Raspberry Robin Worm Rides on New One-Day Flaws to Launch Stealthy Attacks | Cyware Hacker News
A new version of the Raspberry Robin worm has been found exploiting two new one-day vulnerabilities to launch stealthy attacks. According to a report from Check Point, the attacks have been since October 2023, and have targeted organizations worldwide.
Recently, Raspberry Robin made headlines for expanding its attacks to the financial and insurance sectors in Europe.
Attack flow
The attack chain leverages the Discord platform to drop malicious files titled ‘File.Chapter-1.rar’ onto the victims’ systems.
- The archives contain a digitally signed executable (OleView.exe) and a malicious DLL file (aclui.dll) that is side-loaded when the victim runs the executable, thus activating Raspberry Robin in the system.

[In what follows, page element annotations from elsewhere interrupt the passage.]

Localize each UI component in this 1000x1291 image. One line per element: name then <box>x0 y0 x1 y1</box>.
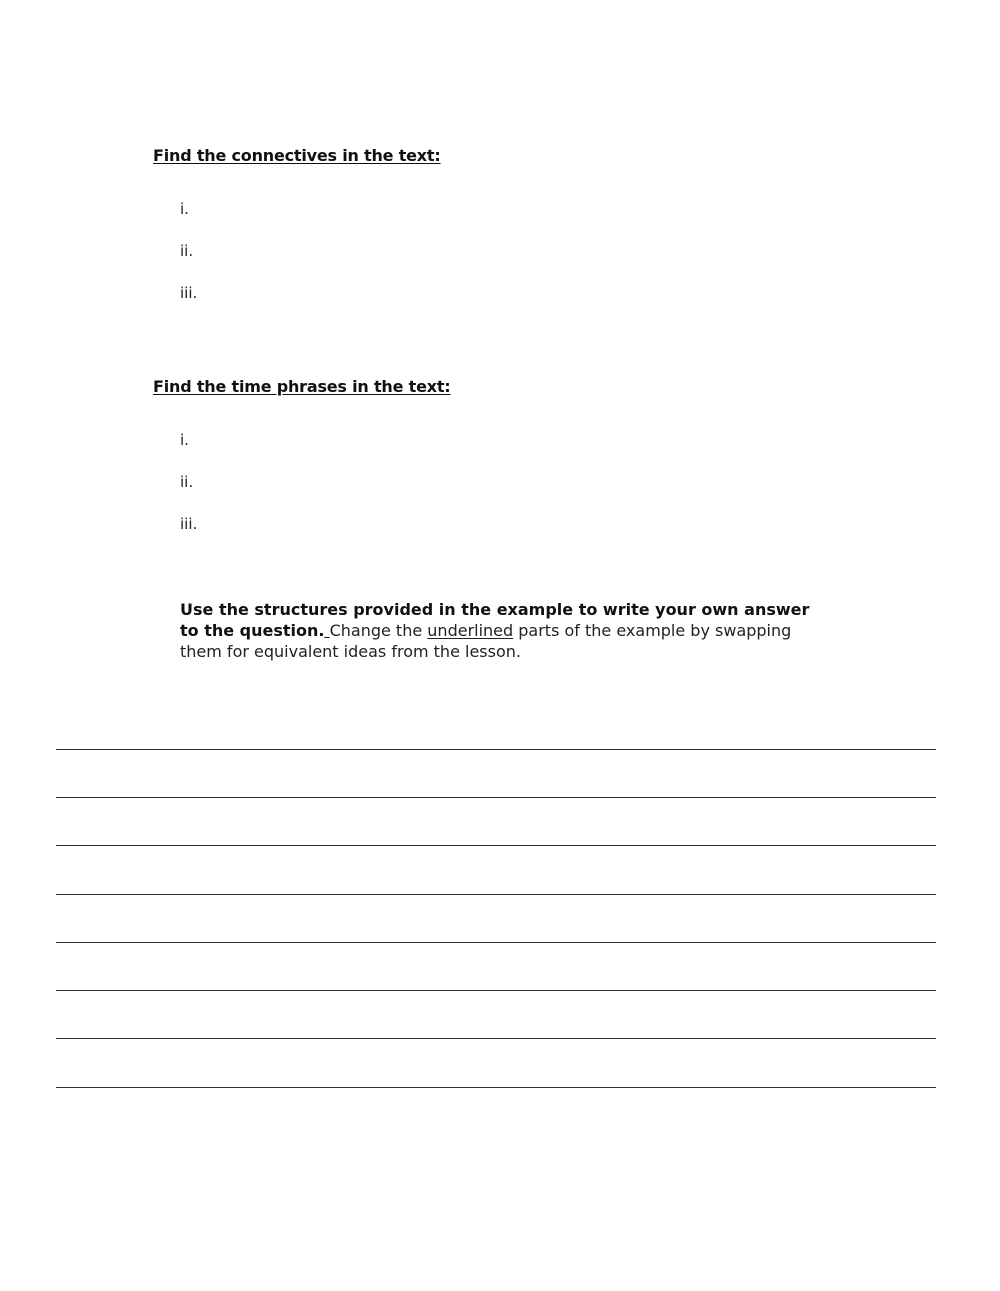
instructions-underlined-word: underlined <box>427 621 514 640</box>
instructions-text-after: parts of the example by swapping them for equivalent ideas from the lesson. <box>180 621 792 661</box>
answer-line[interactable] <box>56 942 936 943</box>
answer-line[interactable] <box>56 749 936 750</box>
instructions-text-before: Change the <box>329 621 423 640</box>
instructions-paragraph <box>180 599 830 662</box>
connectives-heading: Find the connectives in the text: <box>153 146 441 165</box>
answer-line[interactable] <box>56 845 936 846</box>
connectives-item-1: i. <box>180 200 189 218</box>
connectives-item-2: ii. <box>180 242 194 260</box>
answer-line[interactable] <box>56 1038 936 1039</box>
answer-line[interactable] <box>56 1087 936 1088</box>
connectives-item-3: iii. <box>180 284 198 302</box>
instructions-bold: Use the structures provided in the example to write your own answer to the question. <box>180 600 810 640</box>
answer-line[interactable] <box>56 894 936 895</box>
time-phrases-heading: Find the time phrases in the text: <box>153 377 451 396</box>
time-phrases-item-3: iii. <box>180 515 198 533</box>
answer-line[interactable] <box>56 797 936 798</box>
time-phrases-item-2: ii. <box>180 473 194 491</box>
answer-line[interactable] <box>56 990 936 991</box>
time-phrases-item-1: i. <box>180 431 189 449</box>
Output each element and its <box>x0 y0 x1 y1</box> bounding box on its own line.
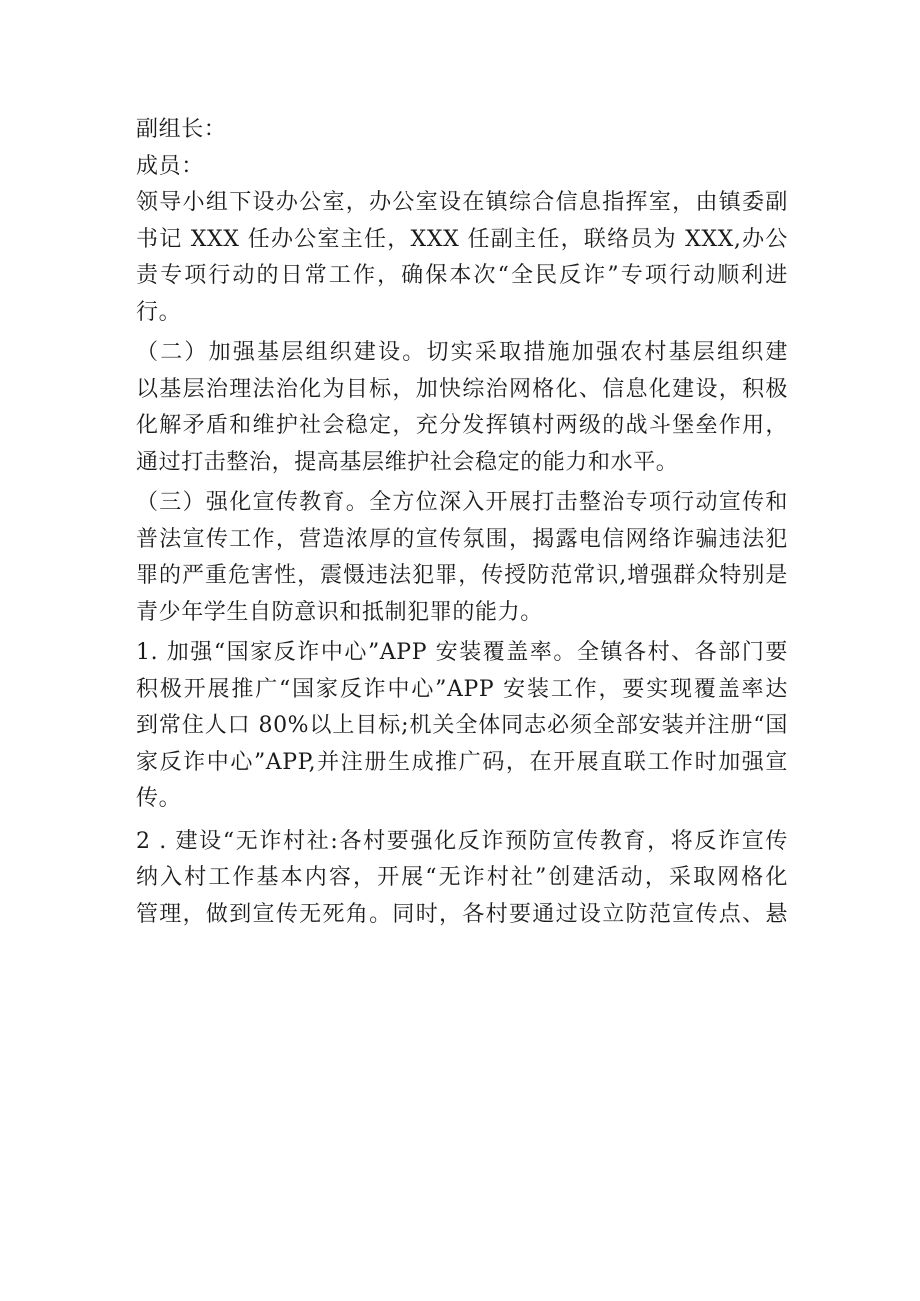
text-line: 领导小组下设办公室，办公室设在镇综合信息指挥室，由镇委副 <box>136 190 788 215</box>
text-line: 责专项行动的日常工作，确保本次“全民反诈”专项行动顺利进 <box>136 263 788 288</box>
document-body <box>136 112 788 933</box>
text-line: 积极开展推广“国家反诈中心”APP 安装工作，要实现覆盖率达 <box>136 676 788 702</box>
text-line: 罪的严重危害性，震慑违法犯罪，传授防范常识,增强群众特别是 <box>136 563 788 588</box>
text-line: 家反诈中心”APP,并注册生成推广码，在开展直联工作时加强宣 <box>136 749 788 775</box>
text-line: 以基层治理法治化为目标，加快综治网格化、信息化建设，积极 <box>136 376 788 402</box>
text-line: 成员： <box>136 153 204 179</box>
text-line: 通过打击整治，提高基层维护社会稳定的能力和水平。 <box>136 449 679 475</box>
text-line: 管理，做到宣传无死角。同时，各村要通过设立防范宣传点、悬 <box>136 901 788 927</box>
text-line: 1. 加强“国家反诈中心”APP 安装覆盖率。全镇各村、各部门要 <box>136 640 788 665</box>
text-line: 2 . 建设“无诈村社:各村要强化反诈预防宣传教育，将反诈宣传 <box>136 828 788 854</box>
text-line: 普法宣传工作，营造浓厚的宣传氛围，揭露电信网络诈骗违法犯 <box>136 526 788 552</box>
text-line: 行。 <box>136 299 182 325</box>
text-line: 青少年学生自防意识和抵制犯罪的能力。 <box>136 599 543 625</box>
text-line: （三）强化宣传教育。全方位深入开展打击整治专项行动宣传和 <box>136 490 788 515</box>
text-line: 纳入村工作基本内容，开展“无诈村社”创建活动，采取网格化 <box>136 865 788 890</box>
text-line: 书记 XXX 任办公室主任，XXX 任副主任，联络员为 XXX,办公 <box>136 226 788 252</box>
text-line: 到常住人口 80%以上目标;机关全体同志必须全部安装并注册“国 <box>136 713 788 738</box>
text-line: 化解矛盾和维护社会稳定，充分发挥镇村两级的战斗堡垒作用， <box>136 413 788 438</box>
text-line: 传。 <box>136 786 182 811</box>
text-line: （二）加强基层组织建设。切实采取措施加强农村基层组织建 <box>136 340 788 365</box>
text-line: 副组长： <box>136 117 227 142</box>
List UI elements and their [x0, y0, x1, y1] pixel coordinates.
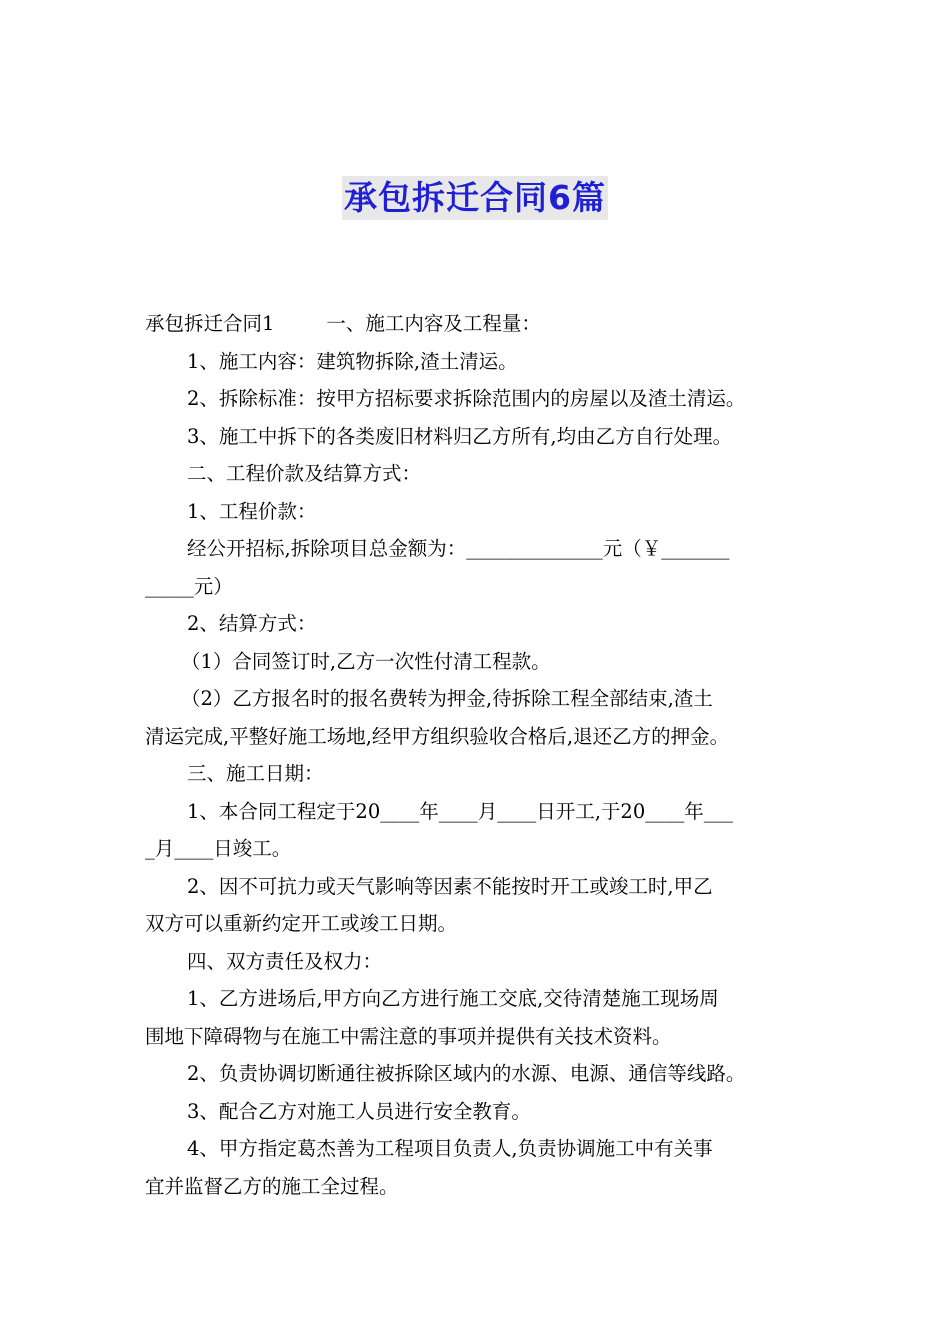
section-heading: 一、施工内容及工程量： [326, 312, 541, 335]
paragraph-line: 2、结算方式： [187, 612, 317, 635]
paragraph-line: （2）乙方报名时的报名费转为押金,待拆除工程全部结束,渣土 [181, 687, 713, 710]
paragraph-line: 1、施工内容：建筑物拆除,渣土清运。 [187, 349, 518, 373]
paragraph-line [145, 305, 825, 343]
section-heading: 四、双方责任及权力： [187, 949, 383, 973]
paragraph-line: 2、因不可抗力或天气影响等因素不能按时开工或竣工时,甲乙 [187, 874, 713, 898]
paragraph-line: _月____日竣工。 [145, 837, 292, 860]
paragraph-line: 清运完成,平整好施工场地,经甲方组织验收合格后,退还乙方的押金。 [145, 724, 730, 748]
title-container [0, 176, 950, 220]
document-title: 承包拆迁合同6篇 [342, 176, 608, 220]
paragraph-line: 3、配合乙方对施工人员进行安全教育。 [187, 1099, 531, 1123]
paragraph-line: 双方可以重新约定开工或竣工日期。 [145, 912, 458, 935]
paragraph-line: 宜并监督乙方的施工全过程。 [145, 1174, 399, 1198]
paragraph-line: 经公开招标,拆除项目总金额为：______________元（￥_______ [187, 537, 730, 560]
section-heading: 二、工程价款及结算方式： [187, 462, 422, 485]
section-heading: 承包拆迁合同1 [145, 312, 275, 335]
paragraph-line: 1、工程价款： [187, 499, 317, 523]
paragraph-line: 3、施工中拆下的各类废旧材料归乙方所有,均由乙方自行处理。 [187, 424, 733, 448]
paragraph-line: 1、本合同工程定于20____年____月____日开工,于20____年___ [187, 799, 733, 823]
paragraph-line: 4、甲方指定葛杰善为工程项目负责人,负责协调施工中有关事 [187, 1137, 713, 1160]
document-body [145, 305, 825, 1205]
paragraph-line: 2、负责协调切断通往被拆除区域内的水源、电源、通信等线路。 [187, 1062, 746, 1085]
paragraph-line: 2、拆除标准：按甲方招标要求拆除范围内的房屋以及渣土清运。 [187, 387, 746, 410]
paragraph-line: （1）合同签订时,乙方一次性付清工程款。 [181, 649, 551, 673]
paragraph-line: _____元） [145, 574, 233, 598]
paragraph-line: 1、乙方进场后,甲方向乙方进行施工交底,交待清楚施工现场周 [187, 987, 719, 1010]
paragraph-line: 围地下障碍物与在施工中需注意的事项并提供有关技术资料。 [145, 1024, 672, 1048]
section-heading: 三、施工日期： [187, 762, 324, 785]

- When the worm is first run on a computer, it automatically leverages exploits for the vulnerabilities in Microsoft Streaming Service Proxy (CVE-2023-36802) and the Windows TPM Device Driver (CVE-2023-29360) to launch privilege escalation attacks.
- Researchers found that the operators behind the malware had acquired the exploits from an exploit seller or its authors almost immediately after their disclosure.
New evasion mechanisms added
- In addition to leveraging new exploits, the new variant boasts other evasion tactics to make analysis challenging.
- These include terminating specific processes related to UAC in Windows and implementing routines that use APIs, such as ‘AbortSystemShutdownW’ and ‘ShutdownBlockReasonCreate’, to prevent the system from shutting down.
- Furthermore, the variant has changed its communication method and lateral movement to avoid being caught.
Conclusion
Researchers assume that the threat actors behind the malware will keep using new exploits to expand their attacks. As the malware continues to evolve its post-exploitation capabilities while remaining under the radar, organizations are advised to stay updated about IOCs associated with the malware such as hashes used, domains in the Tor network, and Discord URLs.